Lab 3 Case Study: Unsupervised Learning in Learning Analytics

Introduction

Learning analytics is the use of data to understand and improve learning. Unsupervised learning is a type of machine learning that can be used to identify patterns and relationships in data without the need for labeled data.

In this case study, you will use unsupervised learning to analyze learning data from a Simulated School course. You will use dimensionality reduction to reduce the number of features in the data, and then use clustering to identify groups of students with similar learning patterns.

Data

The data for this case study is generated with the simulated function below. The data contains the following features:

Student ID: A unique identifier for each student Feature 1: A measure of student engagement Feature 2: A measure of student performance

simulate_student_features <- function(n = 100) {
  # Set the random seed
  set.seed(260923)
  
  # Generate unique student IDs
  student_ids <- seq(1, n)

  # Simulate student engagement
  student_engagement <- rnorm(n, mean = 50, sd = 10)

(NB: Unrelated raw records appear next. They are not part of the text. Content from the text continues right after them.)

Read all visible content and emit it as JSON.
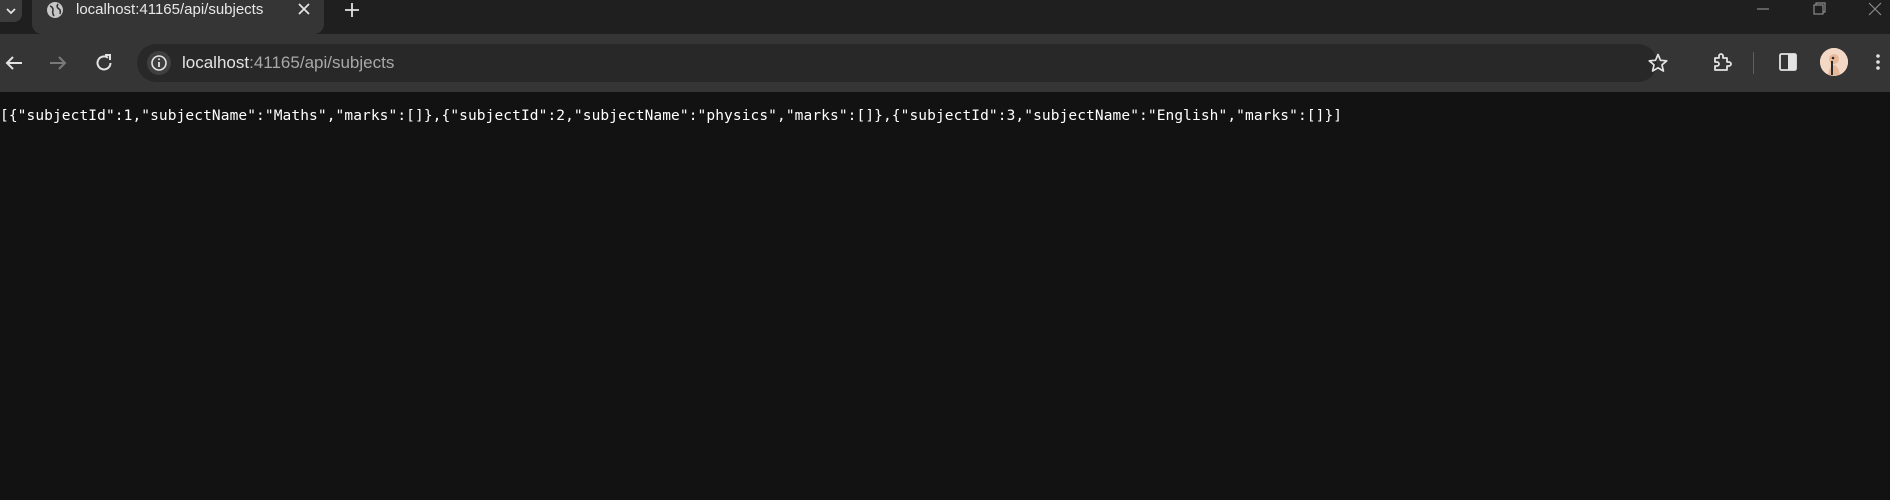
{
  "browser": {
    "tab": {
      "title": "localhost:41165/api/subjects"
    },
    "address_bar": {
      "host": "localhost",
      "rest": ":41165/api/subjects"
    }
  },
  "page": {
    "json_text": "[{\"subjectId\":1,\"subjectName\":\"Maths\",\"marks\":[]},{\"subjectId\":2,\"subjectName\":\"physics\",\"marks\":[]},{\"subjectId\":3,\"subjectName\":\"English\",\"marks\":[]}]"
  },
  "colors": {
    "background": "#121212",
    "toolbar": "#353535",
    "tabstrip": "#1f1f1f",
    "omnibox": "#282828"
  }
}
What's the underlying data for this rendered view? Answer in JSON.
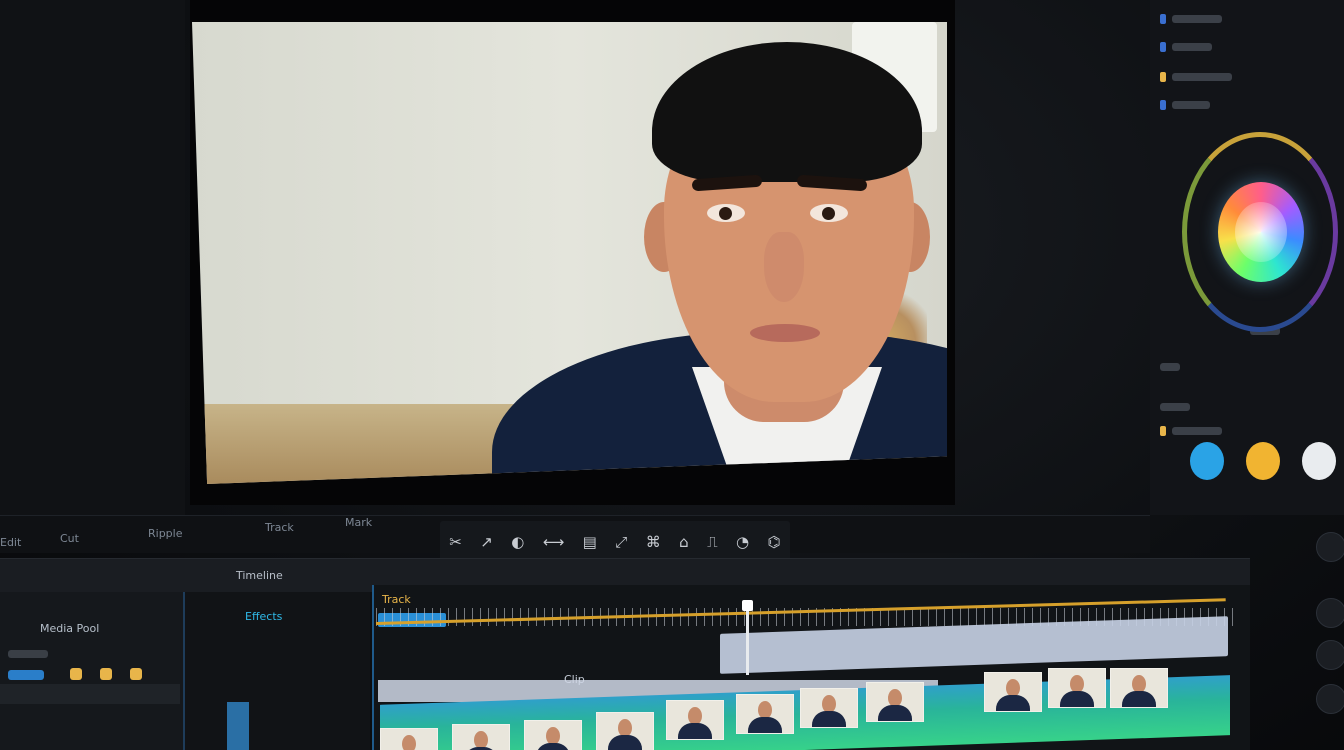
{
  "app": {
    "title": ""
  },
  "status_bar": {
    "items": [
      "Edit",
      "Cut",
      "Ripple",
      "Track",
      "Mark"
    ]
  },
  "toolbar": {
    "tools": [
      "✂",
      "↗",
      "◐",
      "⟷",
      "▤",
      "⤢",
      "⌘",
      "⌂",
      "⎍",
      "◔",
      "⌬"
    ]
  },
  "mid_bar": {
    "label": "Timeline"
  },
  "bin": {
    "title": "Media Pool"
  },
  "effects": {
    "title": "Effects"
  },
  "timeline": {
    "track_label": "Track",
    "clip_label": "Clip"
  },
  "colors": {
    "accent": "#2fb9e8",
    "playhead": "#e8ebee",
    "marker": "#d6a02b",
    "clip_green": "#37d28a"
  },
  "icons": [
    "scissors-icon",
    "arrow-icon",
    "color-wheel-icon",
    "play-icon",
    "settings-icon"
  ]
}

  # Simulate student performance
  student_performance <- rnorm(n, mean = 60, sd = 15)

  # Combine the data into a data frame
  student_features <- data.frame(
    student_id = student_ids,
    student_engagement = student_engagement,
    student_performance = student_performance
  )

  # Return the data frame
  return(student_features)
}

This function takes the number of students to simulate as an input and returns a data frame with three columns: student_id, student_engagement, and student_performance. The student_engagement and student_performance features are simulated using normal distributions with mean values of 50 and 60, respectively, and standard deviations of 10 and 15, respectively.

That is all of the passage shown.